Fatmeh Abu Mustafa’s voice is strained as she leans heavily on the cane she holds in her left hand.
“We fled (Khan Younis) to al-Mawasi and stayed there,” said the elderly woman, sitting on a pile of rubble, the black khimar framing her face fluttering slightly in the wind. Behind her, sunlight bounces off a cacophony of destroyed concrete and metal pillars.
“When the (Israeli) army withdrew, we returned to our homes but they were all destroyed. There’s nothing left at all. »
“We sleep on dirt,” Fatmeh says, exasperation evident in every word. “What are we supposed to do now?” Tell us. What are we doing?”
So much destruction, people are getting lost
Shortly after a Hamas operation in Israel on October 7 killed 1,139 people and took more than 200 prisoners, Israel launched an attack on Gaza.
To date, it has killed more than 36,000 Palestinians in its air and ground attacks.
Israeli attacks in the first months of the war razed most of Khan Younis in southern Gaza, with homes, roads, buildings, parks and much more destroyed.
The Israeli army withdrew in early April and Khan Younis became a refuge for the displaced, many of whom had to flee repeatedly, up and down Gaza.
An estimated 1.7 million people have sought refuge in Khan Younis and central areas of Gaza, including thousands who fled Khan Younis in those first months.
They returned to where their life once was, but found only wreckage.
The destruction was so great that many monuments disappeared and people had difficulty identifying where their homes were – nothing was recognizable anymore.
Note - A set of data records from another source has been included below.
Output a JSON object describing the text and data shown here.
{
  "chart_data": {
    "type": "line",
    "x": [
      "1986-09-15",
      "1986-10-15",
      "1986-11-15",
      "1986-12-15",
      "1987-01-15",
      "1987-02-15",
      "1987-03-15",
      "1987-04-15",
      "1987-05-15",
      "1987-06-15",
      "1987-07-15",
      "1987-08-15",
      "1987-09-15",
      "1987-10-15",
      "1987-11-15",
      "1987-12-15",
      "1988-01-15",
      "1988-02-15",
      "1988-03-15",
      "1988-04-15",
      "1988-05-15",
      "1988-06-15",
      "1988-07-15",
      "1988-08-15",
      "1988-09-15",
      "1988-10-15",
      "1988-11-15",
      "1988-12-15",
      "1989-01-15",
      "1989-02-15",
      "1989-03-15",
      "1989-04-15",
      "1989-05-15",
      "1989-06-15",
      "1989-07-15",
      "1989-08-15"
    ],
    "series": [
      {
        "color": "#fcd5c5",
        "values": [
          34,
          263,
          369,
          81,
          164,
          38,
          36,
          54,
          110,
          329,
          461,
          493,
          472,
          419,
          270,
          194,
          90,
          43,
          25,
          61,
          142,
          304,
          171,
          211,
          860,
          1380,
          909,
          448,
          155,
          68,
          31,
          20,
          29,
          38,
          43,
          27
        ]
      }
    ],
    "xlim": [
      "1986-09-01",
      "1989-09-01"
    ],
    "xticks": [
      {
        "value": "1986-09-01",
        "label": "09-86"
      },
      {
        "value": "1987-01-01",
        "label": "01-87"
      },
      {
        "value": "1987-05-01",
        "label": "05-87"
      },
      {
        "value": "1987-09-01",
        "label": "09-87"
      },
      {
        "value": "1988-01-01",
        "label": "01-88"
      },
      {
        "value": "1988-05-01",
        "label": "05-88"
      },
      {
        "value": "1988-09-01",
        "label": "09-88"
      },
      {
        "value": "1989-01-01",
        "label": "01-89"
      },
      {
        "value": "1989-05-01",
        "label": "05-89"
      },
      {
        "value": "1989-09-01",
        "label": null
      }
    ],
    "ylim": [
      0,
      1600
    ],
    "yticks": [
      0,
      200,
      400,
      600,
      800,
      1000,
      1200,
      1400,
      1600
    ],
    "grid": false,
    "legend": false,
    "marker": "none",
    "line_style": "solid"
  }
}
Like Ismail Abu Madi, a man with gray hair, hazel brown from the sun, climbing the rubble of his family’s five-story structure that was flattened into one, surrounded by rubble left by the war.
“I’ve lived here for almost 60 years,” he said, looking at the collapsed roof and tilting floors.
He hung sheets on the exposed walls to try to protect the elements, aiming to make his old home as livable as possible.
Massive devastation
Some have compared the level of destruction in Khan Younis to a natural disaster, such as an earthquake. But this was entirely man-made, carried out by Israel as part of its war on Gaza.
Israel has destroyed at least half of Gaza’s buildings and encroached on about 32 percent of its area, according to Tel Aviv Tribune’s Sanad verification unit. Much of this took place in Khan Younis.
Like many other residents of Khan Younis, Ismail spent time in al-Mawasi on the coast before fleeing to Rafah, where he stayed for three months and returned to a house whose walls and windows were blown out. and the foundations destroyed.
“We have no water or food. I haven’t showered in a month.
“We have nothing. Zero,” he said, standing next to a mattress hidden by the sheets.
Ismail’s house is no exception in Khan Younis. Scenic photos of the area are little more than broad swaths of gray and sand.
The piles of destroyed houses, buildings that are no longer recognizable, and skeletons of structures still standing are both foreign and familiar.
People walked dust and dirt paths where roads once were, between high piles of rubble, an apocalyptic imitation of city streets.
The only remaining house
A woman wearing a floral isdal draped over her body shows the shattered window of her house, its ornate metal grille grotesquely twisted on one side by the force of weapons of war.
Through them, all that remains is rubble as far as the eye can see. There are no structures left around the house.
“Do you see the destruction? said the woman, who did not give her name to Tel Aviv Tribune.
The skeleton of his house still stands, the walls mostly holed by aerial attacks.
She looks exhausted as she tells Tel Aviv Tribune that one of these attacks killed her husband.
“My husband was sleeping here,” she said, pointing to the window. “When they hit the neighboring building, the window fell on him and he was martyred.”
The woman walks through her house, what’s left of it, pointing out where she installed a rudimentary wood stove, which room was which, the places where the family had lived together.
“It’s our life. We live in this destruction,” she says, passing piles of rubble that will have to be cleared. Through the layer of dust that covers everything are elaborate floor tiles, from the past.
She’s not well, but she’s home. She says she has high blood pressure and had a toe amputated due to complications from diabetes.
Fatmeh, still sitting on the rubble of her house, deplores the war, her voice breaking with fatigue.
“My grandson is the only one left,” she says, as her words become more and more labored. “His father left this world during the war.”